2.6 Kelebihan dan Kekurangan FWH

Beberapa penelitian lain juga menyatakan bahwa FWH berkorelasi positif dengan kepuasan
kerja karena mengurangi work family conflict dan mengurangi turnover bagi yang
menerapkannya. Studi Almer dan Kaplan (2002) menunjukkan bahwa profesional lebih
memilih FWH mengindikasikan ada peningkatan secara signifikan dalam kepuasan kerja
dan keinginan untuk tetap bekerja pada perusahaan. Studi itu juga menunjukkan karyawan
yang bekerja dengan FWH mempunyai keinginan untuk tetap tinggal di perusahaan yang
lebih kuat daripada partisipan pada jam kerja standar dan konflik yang dialami juga menjadi
lebih rendah.

Berbeda dengan hasil penelitian yang dilakukan oleh Almer dan Kaplan, studi Cohen dan
Single (2001) secara khusus meneliti mengenai pengaruh negatif FWH terhadap
kesempatan professional mengembangkan diri. Partisipan studi adalah para senior dan
manajer “the big five”. Hasilnya menunjukkan bahwa karyawan pada FWH akan
mempunyai peluang pengembangan diri yang lebih rendah di masa mendatang dan akan
lebih tinggi jika meninggalkan perusahaan.
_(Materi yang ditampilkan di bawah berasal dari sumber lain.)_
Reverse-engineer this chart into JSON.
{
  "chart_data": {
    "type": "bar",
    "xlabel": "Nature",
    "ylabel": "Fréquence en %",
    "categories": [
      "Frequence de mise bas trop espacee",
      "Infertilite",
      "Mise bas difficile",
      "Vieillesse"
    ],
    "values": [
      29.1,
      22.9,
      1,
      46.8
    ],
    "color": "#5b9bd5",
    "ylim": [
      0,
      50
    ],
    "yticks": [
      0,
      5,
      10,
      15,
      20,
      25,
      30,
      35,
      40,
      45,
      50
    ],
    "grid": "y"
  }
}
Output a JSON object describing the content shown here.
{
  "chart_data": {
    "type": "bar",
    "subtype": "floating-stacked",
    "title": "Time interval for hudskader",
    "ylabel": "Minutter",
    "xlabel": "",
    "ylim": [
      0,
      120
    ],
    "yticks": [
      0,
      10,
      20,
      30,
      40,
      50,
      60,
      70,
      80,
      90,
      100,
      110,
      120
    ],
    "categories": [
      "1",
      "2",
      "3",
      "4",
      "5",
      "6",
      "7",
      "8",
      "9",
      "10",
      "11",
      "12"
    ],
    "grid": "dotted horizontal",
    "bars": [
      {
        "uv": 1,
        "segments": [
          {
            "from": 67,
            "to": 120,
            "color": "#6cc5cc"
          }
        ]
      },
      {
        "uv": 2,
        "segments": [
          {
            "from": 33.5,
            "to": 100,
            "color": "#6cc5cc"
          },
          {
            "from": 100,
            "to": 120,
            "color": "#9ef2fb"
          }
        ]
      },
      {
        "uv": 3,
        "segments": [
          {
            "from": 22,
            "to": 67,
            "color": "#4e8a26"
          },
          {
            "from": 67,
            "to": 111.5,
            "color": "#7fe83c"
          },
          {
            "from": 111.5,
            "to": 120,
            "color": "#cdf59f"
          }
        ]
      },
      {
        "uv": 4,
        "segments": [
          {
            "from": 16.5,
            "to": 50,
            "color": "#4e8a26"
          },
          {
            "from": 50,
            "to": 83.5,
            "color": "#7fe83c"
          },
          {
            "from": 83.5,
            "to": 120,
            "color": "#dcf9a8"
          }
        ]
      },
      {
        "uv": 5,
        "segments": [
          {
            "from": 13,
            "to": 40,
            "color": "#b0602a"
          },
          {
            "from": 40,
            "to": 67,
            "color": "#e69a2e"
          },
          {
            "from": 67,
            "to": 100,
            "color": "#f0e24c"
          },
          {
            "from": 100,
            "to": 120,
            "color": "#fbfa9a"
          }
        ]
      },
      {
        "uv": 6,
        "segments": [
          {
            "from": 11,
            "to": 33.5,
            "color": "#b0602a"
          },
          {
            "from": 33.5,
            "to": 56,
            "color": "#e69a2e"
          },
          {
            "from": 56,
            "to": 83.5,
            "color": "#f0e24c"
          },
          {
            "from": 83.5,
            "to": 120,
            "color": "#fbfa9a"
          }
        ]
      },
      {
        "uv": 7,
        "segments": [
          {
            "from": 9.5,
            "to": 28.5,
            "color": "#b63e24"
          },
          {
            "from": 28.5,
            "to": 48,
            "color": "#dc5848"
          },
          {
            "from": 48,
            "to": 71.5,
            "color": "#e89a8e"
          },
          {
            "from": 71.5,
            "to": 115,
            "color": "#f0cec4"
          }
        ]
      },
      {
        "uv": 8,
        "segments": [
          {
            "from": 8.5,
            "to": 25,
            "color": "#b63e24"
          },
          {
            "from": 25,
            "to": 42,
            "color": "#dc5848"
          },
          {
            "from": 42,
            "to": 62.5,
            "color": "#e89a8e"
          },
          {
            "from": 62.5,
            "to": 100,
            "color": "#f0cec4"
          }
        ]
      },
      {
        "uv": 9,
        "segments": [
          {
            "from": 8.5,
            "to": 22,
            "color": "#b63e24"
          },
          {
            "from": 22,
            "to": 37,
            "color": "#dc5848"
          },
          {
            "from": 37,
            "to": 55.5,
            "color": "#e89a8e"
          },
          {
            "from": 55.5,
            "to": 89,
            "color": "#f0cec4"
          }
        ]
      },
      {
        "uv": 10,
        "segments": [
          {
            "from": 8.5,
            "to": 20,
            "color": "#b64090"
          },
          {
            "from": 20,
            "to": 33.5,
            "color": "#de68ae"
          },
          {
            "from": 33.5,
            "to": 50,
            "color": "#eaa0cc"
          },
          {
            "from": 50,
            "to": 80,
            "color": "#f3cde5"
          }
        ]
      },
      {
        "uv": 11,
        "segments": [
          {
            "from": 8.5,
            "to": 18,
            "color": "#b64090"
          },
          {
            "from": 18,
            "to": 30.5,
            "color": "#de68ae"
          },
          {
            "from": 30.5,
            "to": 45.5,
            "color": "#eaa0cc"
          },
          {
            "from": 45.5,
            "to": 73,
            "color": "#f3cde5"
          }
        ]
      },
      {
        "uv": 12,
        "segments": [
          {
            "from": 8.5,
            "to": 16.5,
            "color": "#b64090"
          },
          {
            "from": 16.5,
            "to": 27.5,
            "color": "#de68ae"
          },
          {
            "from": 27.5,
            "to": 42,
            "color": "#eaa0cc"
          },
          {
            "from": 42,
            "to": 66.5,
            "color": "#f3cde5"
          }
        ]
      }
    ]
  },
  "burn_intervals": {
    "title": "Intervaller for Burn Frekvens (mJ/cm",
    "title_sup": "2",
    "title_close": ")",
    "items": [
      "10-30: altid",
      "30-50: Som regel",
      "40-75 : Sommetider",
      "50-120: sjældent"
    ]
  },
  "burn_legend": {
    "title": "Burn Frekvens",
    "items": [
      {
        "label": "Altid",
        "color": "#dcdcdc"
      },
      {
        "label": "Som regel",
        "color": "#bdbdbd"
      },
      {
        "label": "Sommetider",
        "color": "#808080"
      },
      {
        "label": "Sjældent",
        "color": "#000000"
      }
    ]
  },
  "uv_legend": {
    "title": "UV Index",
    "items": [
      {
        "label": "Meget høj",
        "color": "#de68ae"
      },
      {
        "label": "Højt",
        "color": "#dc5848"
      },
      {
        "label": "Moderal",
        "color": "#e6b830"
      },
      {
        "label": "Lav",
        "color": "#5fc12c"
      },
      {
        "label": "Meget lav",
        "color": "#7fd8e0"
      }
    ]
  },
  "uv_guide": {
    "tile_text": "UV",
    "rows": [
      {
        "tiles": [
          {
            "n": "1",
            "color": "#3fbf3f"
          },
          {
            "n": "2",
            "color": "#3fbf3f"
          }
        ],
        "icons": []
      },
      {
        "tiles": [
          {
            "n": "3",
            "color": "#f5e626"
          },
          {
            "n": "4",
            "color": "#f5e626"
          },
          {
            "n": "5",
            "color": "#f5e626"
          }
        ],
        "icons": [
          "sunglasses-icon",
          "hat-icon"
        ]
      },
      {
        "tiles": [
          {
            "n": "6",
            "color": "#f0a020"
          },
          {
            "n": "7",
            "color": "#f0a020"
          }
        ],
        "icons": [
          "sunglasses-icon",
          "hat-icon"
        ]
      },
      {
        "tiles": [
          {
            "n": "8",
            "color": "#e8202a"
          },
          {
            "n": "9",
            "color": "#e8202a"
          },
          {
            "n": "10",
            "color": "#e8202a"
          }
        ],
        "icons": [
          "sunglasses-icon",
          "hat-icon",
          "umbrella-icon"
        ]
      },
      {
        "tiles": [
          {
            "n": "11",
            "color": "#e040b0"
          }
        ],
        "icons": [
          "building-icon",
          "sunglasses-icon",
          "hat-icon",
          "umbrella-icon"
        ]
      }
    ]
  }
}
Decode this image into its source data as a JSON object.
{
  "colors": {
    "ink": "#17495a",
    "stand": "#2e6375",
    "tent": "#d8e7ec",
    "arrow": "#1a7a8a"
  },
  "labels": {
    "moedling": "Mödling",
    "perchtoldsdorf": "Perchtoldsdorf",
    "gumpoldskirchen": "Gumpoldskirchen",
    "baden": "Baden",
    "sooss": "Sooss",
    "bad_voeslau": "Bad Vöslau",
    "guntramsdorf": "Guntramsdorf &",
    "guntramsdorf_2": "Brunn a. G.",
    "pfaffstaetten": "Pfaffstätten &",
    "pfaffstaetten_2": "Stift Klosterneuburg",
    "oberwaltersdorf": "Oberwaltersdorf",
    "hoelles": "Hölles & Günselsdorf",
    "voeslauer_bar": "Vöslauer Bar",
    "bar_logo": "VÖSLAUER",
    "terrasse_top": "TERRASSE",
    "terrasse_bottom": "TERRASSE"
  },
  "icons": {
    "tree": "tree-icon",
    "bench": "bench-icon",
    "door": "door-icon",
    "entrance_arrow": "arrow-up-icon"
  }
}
Robbins, 2016, halaman 289 menyebutkan bahwa penerapan FWH tidak bisa dilakukan
pada semua jenis pekerjaan dan semua pekerja. FWH ini cocok diterapkan untuk pekerjaan
rutin yang tidak banyak membutuhkan interaksi dengan pekerja lain di luar Departemen.
Namun untuk pekerjaan seperti Receptionist, SPG, atau semua pekerjaan yang
membutuhkan berada di tempat kerja dengan tepat waktu.